Reading .txt files and separating them into columns

Saishiyam · February 22, 2022, 2:09am

Hi,

I have a file which looks similar to this:
I have to read the highlighted tables which is present in the file:

I tried splitting it using space delimeter, but it takes up each space and ends up each word in a new column.
Any help would be appreciated!
Thanks!

elsamuel · February 22, 2022, 3:03am

Can you share the file? What node are you using to read the file?

I tried splitting it using space delimeter, but it takes up each space and ends up each word in a new column.

Have you tried using multiple spaces or a tab?
What about specifying a constant width column?

Saishiyam · February 22, 2022, 3:45am

Hi, sure, here is the sample file. Haven’t tried that, pretty new to knime and also using 4.1.1 version.
test sample knime.txt (2.1 KB)

duristef · February 22, 2022, 9:49am

this workflow seems to solve your problem (at least on the test file) read text file – KNIME Hub

ScottF · February 22, 2022, 3:40pm

Looks like @duristef has already provided an interesting possible solution. You could also take a look at the Fixed Width File Reader node as another approach.

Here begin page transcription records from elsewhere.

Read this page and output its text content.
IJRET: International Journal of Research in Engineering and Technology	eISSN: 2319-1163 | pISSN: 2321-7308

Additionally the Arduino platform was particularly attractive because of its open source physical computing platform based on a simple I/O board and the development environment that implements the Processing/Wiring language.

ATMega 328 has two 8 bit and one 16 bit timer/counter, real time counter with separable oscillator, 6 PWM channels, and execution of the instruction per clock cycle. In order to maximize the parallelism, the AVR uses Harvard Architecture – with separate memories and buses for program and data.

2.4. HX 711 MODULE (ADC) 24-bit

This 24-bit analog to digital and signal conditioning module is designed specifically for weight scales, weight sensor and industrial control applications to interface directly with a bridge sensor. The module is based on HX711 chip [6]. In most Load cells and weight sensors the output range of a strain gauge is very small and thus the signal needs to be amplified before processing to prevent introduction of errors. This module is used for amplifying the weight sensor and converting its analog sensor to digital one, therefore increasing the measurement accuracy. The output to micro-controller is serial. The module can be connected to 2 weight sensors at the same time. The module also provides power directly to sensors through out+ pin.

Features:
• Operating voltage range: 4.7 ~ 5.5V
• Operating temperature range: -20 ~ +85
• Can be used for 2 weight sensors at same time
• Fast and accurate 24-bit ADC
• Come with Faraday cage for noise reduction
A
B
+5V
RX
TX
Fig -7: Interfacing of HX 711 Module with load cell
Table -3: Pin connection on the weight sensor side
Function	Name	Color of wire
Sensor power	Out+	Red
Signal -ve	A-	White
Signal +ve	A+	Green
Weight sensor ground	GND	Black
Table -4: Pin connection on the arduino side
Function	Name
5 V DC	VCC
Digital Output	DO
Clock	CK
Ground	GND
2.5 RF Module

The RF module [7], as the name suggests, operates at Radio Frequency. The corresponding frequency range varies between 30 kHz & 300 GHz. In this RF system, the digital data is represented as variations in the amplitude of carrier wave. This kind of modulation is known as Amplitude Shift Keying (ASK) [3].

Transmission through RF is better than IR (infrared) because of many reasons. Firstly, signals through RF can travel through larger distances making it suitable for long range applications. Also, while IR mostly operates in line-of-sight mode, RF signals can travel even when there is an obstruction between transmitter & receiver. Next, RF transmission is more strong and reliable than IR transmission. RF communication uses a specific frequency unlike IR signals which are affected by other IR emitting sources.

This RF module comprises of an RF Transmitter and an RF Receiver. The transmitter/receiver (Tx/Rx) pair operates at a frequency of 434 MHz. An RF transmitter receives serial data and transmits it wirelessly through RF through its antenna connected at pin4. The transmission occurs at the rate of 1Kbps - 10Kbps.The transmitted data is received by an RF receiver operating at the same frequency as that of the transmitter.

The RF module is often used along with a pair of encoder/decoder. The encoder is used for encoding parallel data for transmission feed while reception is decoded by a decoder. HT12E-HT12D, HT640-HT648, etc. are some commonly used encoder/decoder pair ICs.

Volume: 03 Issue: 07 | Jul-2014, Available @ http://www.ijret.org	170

Saishiyam · February 23, 2022, 3:28am

Uhm haven’t tried that yet, will take a look. Thanks

Saishiyam · February 23, 2022, 3:29am

Hi, thank you. I can see that “^\d+.+$” has been used here. Can you please explain what does that regex do, as in how it works. Thanks!

Saishiyam · February 23, 2022, 3:36am

@duristef It works in the sample data, but creates an empty result actually when I apply the same on the original data Will check again

duristef · February 23, 2022, 6:36am

“^\d+.+$” matches rows beginning with at least one digit (^\d+), followed by at least one character (.+$). This is used to filter out all the rows that do not contain data.
The main problem I see in the file is that columns are right/left filled with both tabs and spaces, which makes it difficult to split them by position. That’s why I didn’t use the Fixed Width File Reader node myself

takbb · February 24, 2022, 10:27am

One of the problems here, as @duristef has already pointed out is the mix of tabs and spaces as delimiters. Clearly the report was designed to be read with fixed width spacing and if viewed in Notepad, all of the columns that you are interested in line up. Converting the white space into a delimiter character is therefore going to be problematic under some circumstances.

So, instead of trying to convert the white space into column “delimiters”, you might therefore get a better result if you convert tabs into a specific number of spaces (as an approximation to what Notepad does), and then attempt to split the columns positionally. I found that for the sample data, converting each tab into 8 spaces provides sufficient “wiggle room” that a positional cell split can then occur. After then trimming white space and converting to numerics, you get a reasonable result. Maybe this will work with your “real” data.

I borrowed from @duristef’s Line Reader but removed the regex and opted for a straight replacement of tabs with the “Cell Splitter By Position” replacing the “Cell Splitter”

Split Columns from report.knwf (14.2 KB)

system · May 25, 2022, 10:28am

This topic was automatically closed 90 days after the last reply. New replies are no longer allowed.